Summary
holding that in a slip and fall case, a plaintiffs lack of knowledge regarding the cause of the slip and fall prima facie establishes defendants' entitlement to judgment as a matter of law
Summary of this case from Heavey v. Starbucks Coffee Co.Opinion
7431.
December 29, 2005.
Order, Supreme Court, New York County (Marcy S. Friedman, J.), entered August 12, 2004, which granted defendants' motions for summary judgment dismissing the complaint, unanimously affirmed, without costs.
Before: Tom, J.P., Friedman, Nardelli and Sweeny, JJ., concur.

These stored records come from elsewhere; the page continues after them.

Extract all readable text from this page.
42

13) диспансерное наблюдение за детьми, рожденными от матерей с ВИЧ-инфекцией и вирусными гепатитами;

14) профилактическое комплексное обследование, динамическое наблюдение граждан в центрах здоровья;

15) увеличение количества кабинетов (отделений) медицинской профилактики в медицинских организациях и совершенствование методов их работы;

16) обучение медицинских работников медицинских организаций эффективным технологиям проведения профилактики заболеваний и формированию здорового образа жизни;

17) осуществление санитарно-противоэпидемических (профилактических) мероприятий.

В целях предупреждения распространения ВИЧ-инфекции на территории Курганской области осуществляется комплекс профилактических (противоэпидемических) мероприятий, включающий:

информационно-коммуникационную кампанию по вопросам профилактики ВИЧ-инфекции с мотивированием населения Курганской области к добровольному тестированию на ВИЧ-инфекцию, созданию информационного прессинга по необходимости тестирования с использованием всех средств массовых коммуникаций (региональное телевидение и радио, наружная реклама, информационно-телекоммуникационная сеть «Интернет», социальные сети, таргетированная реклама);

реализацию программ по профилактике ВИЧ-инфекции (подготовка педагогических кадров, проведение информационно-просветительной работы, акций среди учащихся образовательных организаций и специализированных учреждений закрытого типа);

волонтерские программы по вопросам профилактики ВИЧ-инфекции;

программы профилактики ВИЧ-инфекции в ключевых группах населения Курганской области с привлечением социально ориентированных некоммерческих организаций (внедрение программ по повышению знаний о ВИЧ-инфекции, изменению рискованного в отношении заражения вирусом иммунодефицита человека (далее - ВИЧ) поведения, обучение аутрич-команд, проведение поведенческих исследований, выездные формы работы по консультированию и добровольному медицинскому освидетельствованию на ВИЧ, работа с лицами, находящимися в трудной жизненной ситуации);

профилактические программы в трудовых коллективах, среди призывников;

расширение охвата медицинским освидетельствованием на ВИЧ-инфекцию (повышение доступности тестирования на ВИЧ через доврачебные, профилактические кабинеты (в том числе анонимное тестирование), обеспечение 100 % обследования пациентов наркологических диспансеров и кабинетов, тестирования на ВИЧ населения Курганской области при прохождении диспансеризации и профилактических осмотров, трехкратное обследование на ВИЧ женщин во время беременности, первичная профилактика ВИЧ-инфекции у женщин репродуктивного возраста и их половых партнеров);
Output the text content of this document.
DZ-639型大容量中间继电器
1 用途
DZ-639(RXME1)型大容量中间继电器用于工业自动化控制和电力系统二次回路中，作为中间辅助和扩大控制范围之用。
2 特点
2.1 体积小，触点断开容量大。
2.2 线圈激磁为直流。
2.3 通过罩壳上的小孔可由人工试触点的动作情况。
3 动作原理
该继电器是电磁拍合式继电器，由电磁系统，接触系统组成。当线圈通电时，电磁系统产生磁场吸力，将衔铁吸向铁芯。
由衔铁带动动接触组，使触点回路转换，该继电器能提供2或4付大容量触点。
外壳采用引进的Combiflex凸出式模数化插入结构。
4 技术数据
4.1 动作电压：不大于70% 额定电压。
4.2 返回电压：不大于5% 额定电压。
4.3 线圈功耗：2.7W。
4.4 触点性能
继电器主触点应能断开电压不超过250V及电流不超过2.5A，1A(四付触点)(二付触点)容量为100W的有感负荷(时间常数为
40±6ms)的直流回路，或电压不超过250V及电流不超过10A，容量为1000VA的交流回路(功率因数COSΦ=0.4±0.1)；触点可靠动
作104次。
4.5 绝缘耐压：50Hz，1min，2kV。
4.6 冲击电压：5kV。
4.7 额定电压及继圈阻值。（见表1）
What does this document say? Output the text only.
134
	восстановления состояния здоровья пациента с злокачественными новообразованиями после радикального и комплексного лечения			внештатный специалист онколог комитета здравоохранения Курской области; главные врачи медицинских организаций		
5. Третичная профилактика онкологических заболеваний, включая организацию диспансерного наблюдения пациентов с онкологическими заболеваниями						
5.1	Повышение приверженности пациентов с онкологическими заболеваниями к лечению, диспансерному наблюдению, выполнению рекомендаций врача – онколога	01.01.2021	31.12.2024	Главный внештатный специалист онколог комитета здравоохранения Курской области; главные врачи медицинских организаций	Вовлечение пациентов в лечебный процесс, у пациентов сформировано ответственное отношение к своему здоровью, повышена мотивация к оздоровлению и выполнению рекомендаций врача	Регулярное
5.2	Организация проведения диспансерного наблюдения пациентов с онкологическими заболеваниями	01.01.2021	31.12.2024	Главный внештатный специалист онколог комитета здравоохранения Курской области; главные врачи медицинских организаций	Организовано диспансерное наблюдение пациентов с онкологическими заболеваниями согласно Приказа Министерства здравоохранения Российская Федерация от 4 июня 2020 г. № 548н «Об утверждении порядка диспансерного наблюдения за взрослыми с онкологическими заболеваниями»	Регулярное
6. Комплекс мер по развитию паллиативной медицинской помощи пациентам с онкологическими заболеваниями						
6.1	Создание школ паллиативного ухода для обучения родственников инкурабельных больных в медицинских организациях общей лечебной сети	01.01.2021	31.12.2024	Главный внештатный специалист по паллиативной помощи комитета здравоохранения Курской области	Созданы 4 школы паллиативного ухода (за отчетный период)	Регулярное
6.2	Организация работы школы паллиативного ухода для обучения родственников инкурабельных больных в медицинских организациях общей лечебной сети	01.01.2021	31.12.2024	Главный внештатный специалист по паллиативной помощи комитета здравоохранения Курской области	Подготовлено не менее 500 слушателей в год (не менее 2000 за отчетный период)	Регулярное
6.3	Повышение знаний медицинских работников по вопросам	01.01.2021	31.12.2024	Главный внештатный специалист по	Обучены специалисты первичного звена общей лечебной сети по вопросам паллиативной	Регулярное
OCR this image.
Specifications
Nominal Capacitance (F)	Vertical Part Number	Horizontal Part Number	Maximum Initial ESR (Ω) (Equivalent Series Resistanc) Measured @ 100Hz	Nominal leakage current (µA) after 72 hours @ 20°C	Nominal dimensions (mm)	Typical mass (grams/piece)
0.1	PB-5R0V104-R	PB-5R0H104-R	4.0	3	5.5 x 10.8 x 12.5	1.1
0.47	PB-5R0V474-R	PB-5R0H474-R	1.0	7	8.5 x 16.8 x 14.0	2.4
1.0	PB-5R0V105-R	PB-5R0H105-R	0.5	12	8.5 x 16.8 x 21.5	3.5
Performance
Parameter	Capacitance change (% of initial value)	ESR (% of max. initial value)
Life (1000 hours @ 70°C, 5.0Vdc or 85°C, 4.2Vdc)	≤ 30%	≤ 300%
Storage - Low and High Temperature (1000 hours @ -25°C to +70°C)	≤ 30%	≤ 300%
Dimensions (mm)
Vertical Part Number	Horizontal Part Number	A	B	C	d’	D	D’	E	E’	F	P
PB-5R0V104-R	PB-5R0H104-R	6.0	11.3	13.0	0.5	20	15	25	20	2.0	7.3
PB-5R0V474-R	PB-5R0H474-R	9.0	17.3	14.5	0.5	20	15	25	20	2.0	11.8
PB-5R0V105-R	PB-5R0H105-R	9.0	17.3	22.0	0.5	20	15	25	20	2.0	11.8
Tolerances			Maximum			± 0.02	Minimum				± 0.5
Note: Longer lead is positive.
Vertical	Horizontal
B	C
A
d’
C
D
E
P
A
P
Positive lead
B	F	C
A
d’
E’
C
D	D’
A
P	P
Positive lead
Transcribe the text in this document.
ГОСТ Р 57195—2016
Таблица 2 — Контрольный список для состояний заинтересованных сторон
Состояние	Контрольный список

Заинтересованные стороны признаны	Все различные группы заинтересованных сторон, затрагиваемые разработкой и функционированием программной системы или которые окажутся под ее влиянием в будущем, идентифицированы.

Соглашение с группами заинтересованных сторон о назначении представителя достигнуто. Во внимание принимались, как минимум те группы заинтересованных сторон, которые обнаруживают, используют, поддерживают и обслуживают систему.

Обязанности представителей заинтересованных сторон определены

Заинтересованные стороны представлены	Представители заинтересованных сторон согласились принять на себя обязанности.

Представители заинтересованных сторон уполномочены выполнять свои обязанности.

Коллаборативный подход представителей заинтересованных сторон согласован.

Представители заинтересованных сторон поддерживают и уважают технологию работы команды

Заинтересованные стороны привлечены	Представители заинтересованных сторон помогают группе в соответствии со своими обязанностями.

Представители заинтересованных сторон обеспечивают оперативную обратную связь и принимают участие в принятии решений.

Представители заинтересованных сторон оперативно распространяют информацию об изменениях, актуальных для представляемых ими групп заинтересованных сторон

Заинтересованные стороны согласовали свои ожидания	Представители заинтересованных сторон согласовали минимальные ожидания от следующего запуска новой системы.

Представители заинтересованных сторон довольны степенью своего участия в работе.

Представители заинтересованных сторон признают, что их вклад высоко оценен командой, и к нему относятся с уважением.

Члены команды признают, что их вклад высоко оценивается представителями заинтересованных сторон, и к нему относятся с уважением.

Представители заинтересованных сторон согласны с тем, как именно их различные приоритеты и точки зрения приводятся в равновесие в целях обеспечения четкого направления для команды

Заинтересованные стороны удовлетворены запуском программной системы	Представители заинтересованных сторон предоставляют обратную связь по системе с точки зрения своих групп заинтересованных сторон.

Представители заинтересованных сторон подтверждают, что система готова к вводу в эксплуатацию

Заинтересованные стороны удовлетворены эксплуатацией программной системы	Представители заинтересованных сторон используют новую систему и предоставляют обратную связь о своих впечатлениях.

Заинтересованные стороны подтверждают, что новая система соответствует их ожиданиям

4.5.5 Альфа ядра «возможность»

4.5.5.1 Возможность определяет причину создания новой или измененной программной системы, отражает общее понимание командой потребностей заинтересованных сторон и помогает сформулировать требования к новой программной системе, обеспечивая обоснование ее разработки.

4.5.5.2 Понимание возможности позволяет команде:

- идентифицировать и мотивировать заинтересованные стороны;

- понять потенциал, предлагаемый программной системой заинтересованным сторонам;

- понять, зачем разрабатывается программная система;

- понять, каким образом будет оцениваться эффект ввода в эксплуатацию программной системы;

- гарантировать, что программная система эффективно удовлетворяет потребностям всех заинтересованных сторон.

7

Although plaintiff's pleadings allege that he slipped and fell on a wet ramp leading to the parking garage, his deposition testimony that he does not recollect any slippery or wet conditions on the ramp as he walked down it to get his car, and that he simply does not know what caused him to slip and fall, prima facie establishes defendants' entitlement to judgment as a matter of law ( see Burnstein v. Mandalay Caterers, 306 AD2d 428). Plaintiff's testimony that an hour before the accident, he observed water being sprayed from a hose and wet tire tracks going down the ramp does not permit a reasonable inference that water was present when, and on the part of the ramp where, he fell ( see generally Schneider v. Kings Highway Hosp. Ctr., 67 NY2d 743, 744). On this record, a verdict in plaintiff's favor would rest on pure speculation ( compare Affenito v. PJC 90th St., 5 AD3d 243, with Kane v. Estia Greek Rest., 4 AD3d 189).